Thursday, June 7, 2012

What a Video Started

Recently, my husband sent me a link to a video– it was a cute video of the Harvard University baseball team lip-synching and doing the moves to a popular tune. This is not unusual, he often sends me links he thinks I’ll find interesting or amusing.

Then he sent me several more links. . . to Harvard’s admissions site, to an essay written by a Harvard instructor formerly on the school’s admissions board. These links gave great advice about what Harvard looks for in reviewing their applicants. (It’s not all about the GPA or test scores, folks - though that is important.) Then he sent me a screenshot of what, based on our current incomes/estimated financial ability to help our student, a Harvard education would cost us for one of our boys. I was shocked…and not in the way you’d think (is reverse sticker-shock a thing?).

This sparked an interesting conversation about how, crazy as it sounds, college is something we need to be thinking about already, especially for our oldest (who just finished 6th grade). I pushed gently suggested that it might be time to have a “college talk” with Jacob. At dinner, the conversation “naturally” came up (we *might* have planted the start of that conversation by talking about the baseball team video). We talked about how J certainly didn’t need to decide rightnow what he wants to be when he grows up, or even what school he wants to go to. But we tried to emphasize that right now it is important that he makes – and continues to make – GOOD choices.  We talked about the importance of making choices that would not limit him when the time comes to make the BIG choices, like colleges and majors. When that time comes, we want him to only be limited by what he wants to do and where he wants to go, not “where he can get in.”

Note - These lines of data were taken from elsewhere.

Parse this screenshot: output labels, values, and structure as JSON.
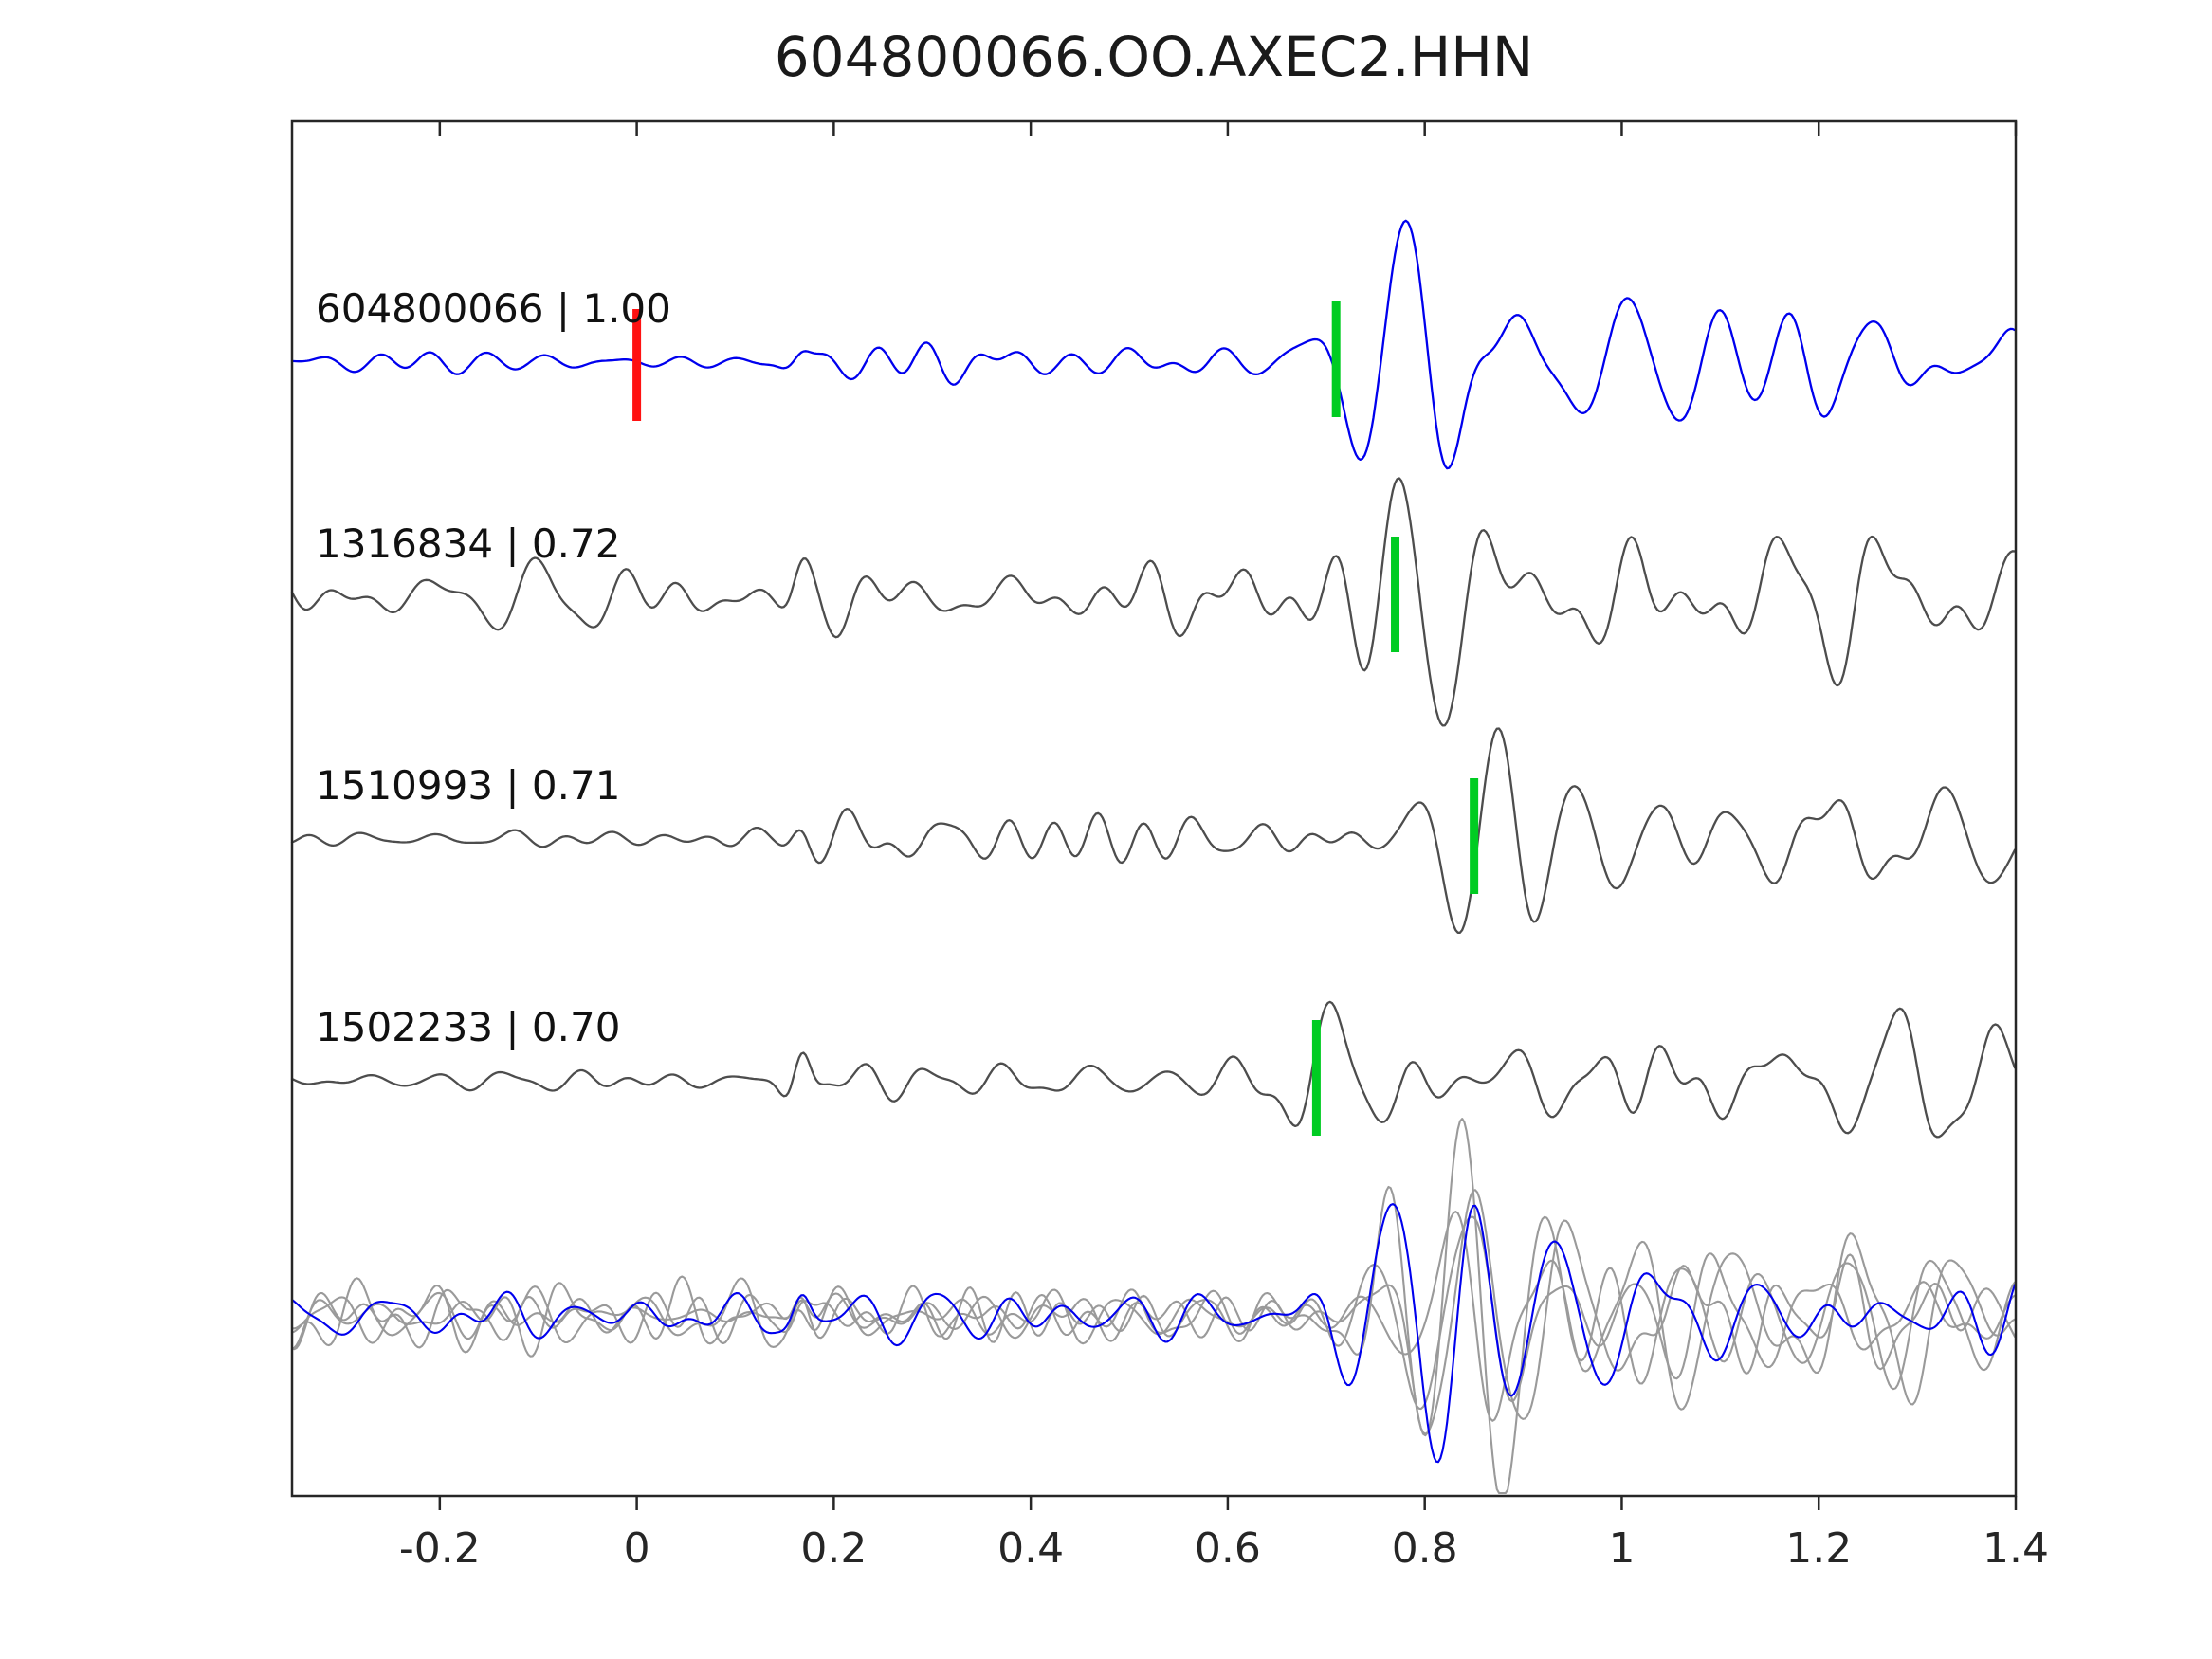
{
  "chart_data": {
    "type": "line",
    "title": "604800066.OO.AXEC2.HHN",
    "xlabel": "",
    "ylabel": "",
    "xlim": [
      -0.35,
      1.4
    ],
    "x_tick_values": [
      -0.2,
      0,
      0.2,
      0.4,
      0.6,
      0.8,
      1,
      1.2,
      1.4
    ],
    "x_tick_labels": [
      "-0.2",
      "0",
      "0.2",
      "0.4",
      "0.6",
      "0.8",
      "1",
      "1.2",
      "1.4"
    ],
    "grid": false,
    "legend": "none",
    "colors": {
      "primary_trace": "#0000ee",
      "match_trace": "#4d4d4d",
      "overlay_trace": "#9a9a9a",
      "pick_marker": "#00cc22",
      "reference_marker": "#ff1111",
      "axis": "#262626",
      "label_text": "#111111"
    },
    "reference_marker": {
      "time": 0,
      "row": 0
    },
    "traces": [
      {
        "row": 0,
        "label": "604800066 | 1.00",
        "id": "604800066",
        "correlation": 1.0,
        "color_key": "primary_trace",
        "pick_time": 0.71,
        "seed": 11,
        "onset": 0.7,
        "amp": 120,
        "noise_amp": 9,
        "blip_amp": 10,
        "phase": 1.2,
        "noise_ramp": true
      },
      {
        "row": 1,
        "label": "1316834 | 0.72",
        "id": "1316834",
        "correlation": 0.72,
        "color_key": "match_trace",
        "pick_time": 0.77,
        "seed": 22,
        "onset": 0.74,
        "amp": 118,
        "noise_amp": 18,
        "blip_amp": 14,
        "phase": -2.1,
        "noise_ramp": false
      },
      {
        "row": 2,
        "label": "1510993 | 0.71",
        "id": "1510993",
        "correlation": 0.71,
        "color_key": "match_trace",
        "pick_time": 0.85,
        "seed": 33,
        "onset": 0.8,
        "amp": 125,
        "noise_amp": 11,
        "blip_amp": 12,
        "phase": 1.0,
        "noise_ramp": true
      },
      {
        "row": 3,
        "label": "1502233 | 0.70",
        "id": "1502233",
        "correlation": 0.7,
        "color_key": "match_trace",
        "pick_time": 0.69,
        "seed": 44,
        "onset": 0.67,
        "amp": 120,
        "noise_amp": 10,
        "blip_amp": 34,
        "phase": -2.5,
        "noise_ramp": true
      },
      {
        "row": 4,
        "label": null,
        "id": "overlay-gray-1",
        "correlation": null,
        "color_key": "overlay_trace",
        "pick_time": null,
        "seed": 51,
        "onset": 0.73,
        "amp": 138,
        "noise_amp": 14,
        "blip_amp": 24,
        "phase": -2.2,
        "noise_ramp": false
      },
      {
        "row": 4,
        "label": null,
        "id": "overlay-gray-2",
        "correlation": null,
        "color_key": "overlay_trace",
        "pick_time": null,
        "seed": 52,
        "onset": 0.77,
        "amp": 145,
        "noise_amp": 13,
        "blip_amp": 20,
        "phase": 1.1,
        "noise_ramp": false
      },
      {
        "row": 4,
        "label": null,
        "id": "overlay-gray-3",
        "correlation": null,
        "color_key": "overlay_trace",
        "pick_time": null,
        "seed": 53,
        "onset": 0.8,
        "amp": 132,
        "noise_amp": 15,
        "blip_amp": 22,
        "phase": -1.8,
        "noise_ramp": false
      },
      {
        "row": 4,
        "label": null,
        "id": "overlay-gray-4",
        "correlation": null,
        "color_key": "overlay_trace",
        "pick_time": null,
        "seed": 54,
        "onset": 0.76,
        "amp": 118,
        "noise_amp": 12,
        "blip_amp": 18,
        "phase": 0.6,
        "noise_ramp": false
      },
      {
        "row": 4,
        "label": null,
        "id": "overlay-blue",
        "correlation": null,
        "color_key": "primary_trace",
        "pick_time": null,
        "seed": 55,
        "onset": 0.73,
        "amp": 140,
        "noise_amp": 12,
        "blip_amp": 20,
        "phase": -2.6,
        "noise_ramp": false
      }
    ]
  }
}
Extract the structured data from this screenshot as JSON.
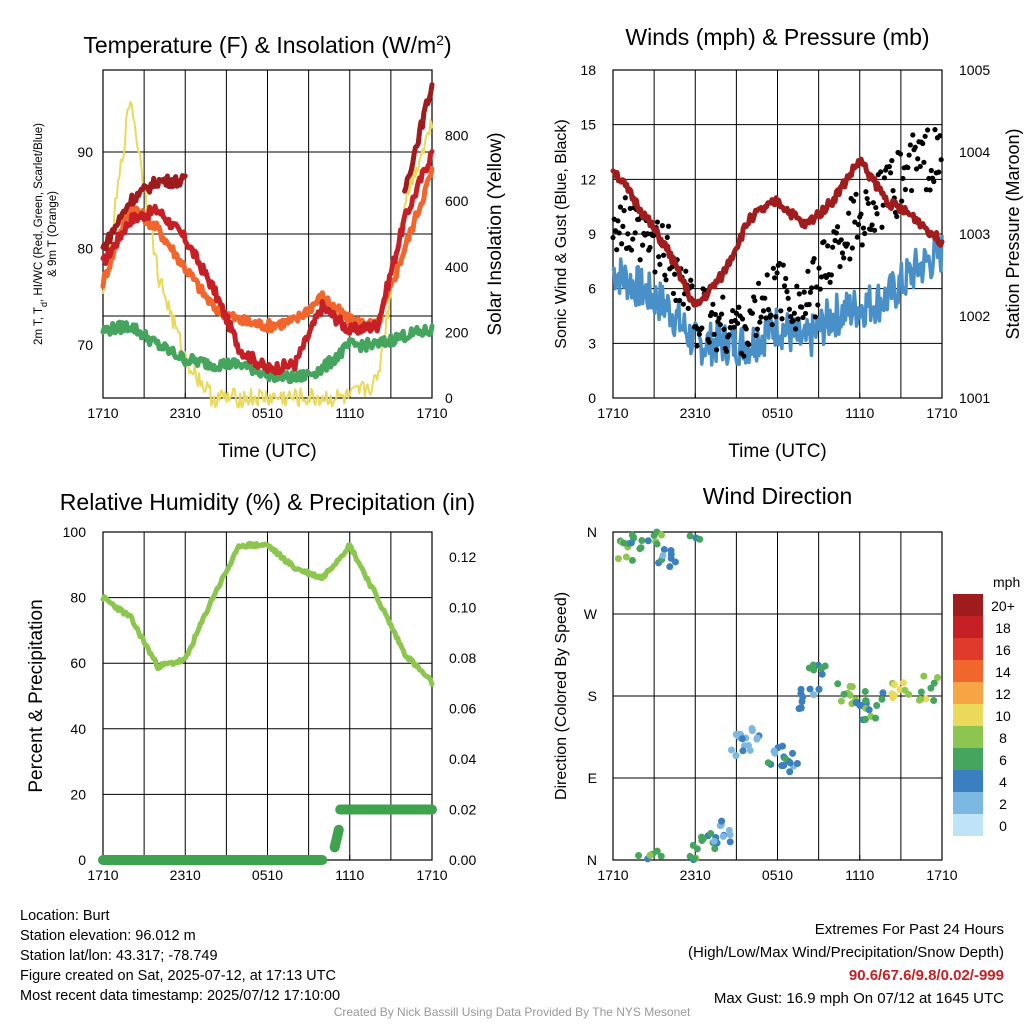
{
  "panels": {
    "temp": {
      "title": "Temperature (F) & Insolation (W/m",
      "title_sup": "2",
      "title_end": ")",
      "ylabel_line1": "2m T, T",
      "ylabel_sub": "d",
      "ylabel_line1_end": ", HI/WC (Red, Green, Scarlet/Blue)",
      "ylabel_line2": "& 9m T (Orange)",
      "y2label": "Solar Insolation (Yellow)",
      "xlabel": "Time (UTC)"
    },
    "wind": {
      "title": "Winds (mph) & Pressure (mb)",
      "ylabel": "Sonic Wind & Gust (Blue, Black)",
      "y2label": "Station Pressure (Maroon)",
      "xlabel": "Time (UTC)"
    },
    "rh": {
      "title": "Relative Humidity (%) & Precipitation (in)",
      "ylabel": "Percent & Precipitation"
    },
    "dir": {
      "title": "Wind Direction",
      "ylabel": "Direction (Colored By Speed)",
      "legend_title": "mph"
    }
  },
  "x_ticks": [
    "1710",
    "2310",
    "0510",
    "1110",
    "1710"
  ],
  "temp_yticks": [
    "70",
    "80",
    "90"
  ],
  "temp_y2ticks": [
    "0",
    "200",
    "400",
    "600",
    "800"
  ],
  "wind_yticks": [
    "0",
    "3",
    "6",
    "9",
    "12",
    "15",
    "18"
  ],
  "wind_y2ticks": [
    "1001",
    "1002",
    "1003",
    "1004",
    "1005"
  ],
  "rh_yticks": [
    "0",
    "20",
    "40",
    "60",
    "80",
    "100"
  ],
  "rh_y2ticks": [
    "0.00",
    "0.02",
    "0.04",
    "0.06",
    "0.08",
    "0.10",
    "0.12"
  ],
  "dir_yticks": [
    "N",
    "E",
    "S",
    "W",
    "N"
  ],
  "legend": {
    "labels": [
      "20+",
      "18",
      "16",
      "14",
      "12",
      "10",
      "8",
      "6",
      "4",
      "2",
      "0"
    ],
    "colors": [
      "#9e1b1e",
      "#c62026",
      "#e03a2c",
      "#f0662d",
      "#f7a544",
      "#ead95a",
      "#8cc64f",
      "#45a55e",
      "#3a7fc0",
      "#7db8e3",
      "#bfe3f7"
    ]
  },
  "station": {
    "location": "Location: Burt",
    "elevation": "Station elevation: 96.012 m",
    "latlon": "Station lat/lon: 43.317; -78.749",
    "created": "Figure created on Sat, 2025-07-12, at 17:13 UTC",
    "recent": "Most recent data timestamp: 2025/07/12 17:10:00"
  },
  "extremes": {
    "title": "Extremes For Past 24 Hours",
    "subtitle": "(High/Low/Max Wind/Precipitation/Snow Depth)",
    "values": "90.6/67.6/9.8/0.02/-999",
    "gust": "Max Gust: 16.9 mph On 07/12 at 1645 UTC",
    "value_color": "#c62026"
  },
  "credit": "Created By Nick Bassill Using Data Provided By The NYS Mesonet",
  "chart_data": [
    {
      "type": "line",
      "title": "Temperature (F) & Insolation (W/m2)",
      "xlabel": "Time (UTC)",
      "x": [
        0,
        2,
        4,
        6,
        8,
        10,
        12,
        14,
        16,
        18,
        20,
        22,
        24
      ],
      "ylim": [
        64.5,
        98.5
      ],
      "y2lim": [
        0,
        1000
      ],
      "series": [
        {
          "name": "2m T",
          "color": "#c62026",
          "values": [
            78.5,
            83,
            84,
            81,
            76,
            69.5,
            67.5,
            68,
            74,
            71.5,
            72,
            83,
            90
          ]
        },
        {
          "name": "9m T",
          "color": "#f0662d",
          "values": [
            76.5,
            84.5,
            82,
            78,
            74,
            72.5,
            72,
            72.5,
            75,
            72.5,
            72,
            80,
            88
          ]
        },
        {
          "name": "Td",
          "color": "#45a55e",
          "values": [
            71.5,
            72,
            70,
            68.5,
            68,
            68,
            67,
            66.5,
            67.5,
            70,
            70,
            71,
            71.5
          ]
        },
        {
          "name": "HI/WC",
          "color": "#9e1b1e",
          "values": [
            80,
            85,
            87,
            87,
            null,
            null,
            null,
            null,
            null,
            null,
            null,
            86,
            97
          ]
        },
        {
          "name": "Solar Insolation",
          "axis": "y2",
          "color": "#ead95a",
          "values": [
            300,
            920,
            380,
            120,
            0,
            0,
            0,
            0,
            0,
            0,
            50,
            600,
            840
          ]
        }
      ]
    },
    {
      "type": "scatter",
      "title": "Winds (mph) & Pressure (mb)",
      "xlabel": "Time (UTC)",
      "x": [
        0,
        2,
        4,
        6,
        8,
        10,
        12,
        14,
        16,
        18,
        20,
        22,
        24
      ],
      "ylim": [
        0,
        18
      ],
      "y2lim": [
        1001,
        1005
      ],
      "series": [
        {
          "name": "Sonic Wind",
          "color": "#4a90c8",
          "values": [
            7,
            6,
            5,
            3,
            3,
            3,
            4,
            3,
            4.5,
            5,
            5.5,
            7,
            8
          ]
        },
        {
          "name": "Gust",
          "color": "#000000",
          "values": [
            10,
            8.5,
            8,
            4.5,
            4,
            4,
            6,
            5,
            8,
            10,
            11,
            13,
            13
          ]
        },
        {
          "name": "Station Pressure",
          "axis": "y2",
          "color": "#a11c1c",
          "values": [
            1003.8,
            1003.3,
            1002.8,
            1002.1,
            1002.5,
            1003.2,
            1003.4,
            1003.1,
            1003.4,
            1003.9,
            1003.4,
            1003.2,
            1002.9
          ]
        }
      ]
    },
    {
      "type": "line",
      "title": "Relative Humidity (%) & Precipitation (in)",
      "x": [
        0,
        2,
        4,
        6,
        8,
        10,
        12,
        14,
        16,
        18,
        20,
        22,
        24
      ],
      "ylim": [
        0,
        100
      ],
      "y2lim": [
        0,
        0.13
      ],
      "series": [
        {
          "name": "Relative Humidity",
          "color": "#8cc64f",
          "values": [
            80,
            74,
            59,
            61,
            80,
            96,
            96,
            89,
            86,
            96,
            80,
            63,
            54
          ]
        },
        {
          "name": "Precipitation",
          "axis": "y2",
          "color": "#3fa34d",
          "values": [
            0,
            0,
            0,
            0,
            0,
            0,
            0,
            0,
            0,
            0.02,
            0.02,
            0.02,
            0.02
          ]
        }
      ]
    },
    {
      "type": "scatter",
      "title": "Wind Direction",
      "ylabel": "Direction (Colored By Speed)",
      "yticks": [
        "N",
        "E",
        "S",
        "W",
        "N"
      ],
      "x": [
        1,
        2,
        3,
        4,
        6,
        7,
        8,
        9,
        10,
        12,
        13,
        14,
        15,
        17,
        18,
        19,
        21,
        23
      ],
      "direction_deg": [
        340,
        350,
        355,
        330,
        5,
        20,
        30,
        125,
        130,
        115,
        110,
        175,
        200,
        180,
        165,
        170,
        180,
        190
      ],
      "speed_mph": [
        7,
        6,
        7,
        4,
        6,
        5,
        3,
        2,
        3,
        4,
        4,
        3,
        5,
        7,
        4,
        6,
        9,
        8
      ]
    }
  ]
}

We also talked about remaining a well-rounded kid. I know I’ve talked a lot about all the sports our big boys are involved in, but they’re also straight A students, and Jacob has sat first chair trombone all year in beginning band (and we just found out he made the school’s top band for next year!). We encouraged him to stick with all those things as long as he enjoys them and feels he can balance it all, and we promised to help him with that balance. We encouraged him to start thinking about what drives him or what he’s passionate about.

I know all this sounds like really deep conversation for an almost-12-year-old, but I promise the conversation was age appropriate. I’m not sure what I was expecting J’s end of the conversation to be like, but I know I was surprised that he was clearly already thinking along similar lines (I give a lot of credit to his teachers and school administrators right now – they push their students in just the right ways).  He asked about what we thought was a “smart use” of a homework pass (getting to skip an assignment with no penalty). J talked about maybe being interested in architecture, and even maybe in TCU (my alma mater, so, yeah, I was happy to hear that!), as well as other colleges (and majors), of course.

When did you start thinking about and talking about college with your children? How did you approach the subject?

Julie Daneman is wife to Bryan, Stepmom to Jacob and Caleb, and Mommy to Sam. They are a boisterous, loving, happy interfaith family.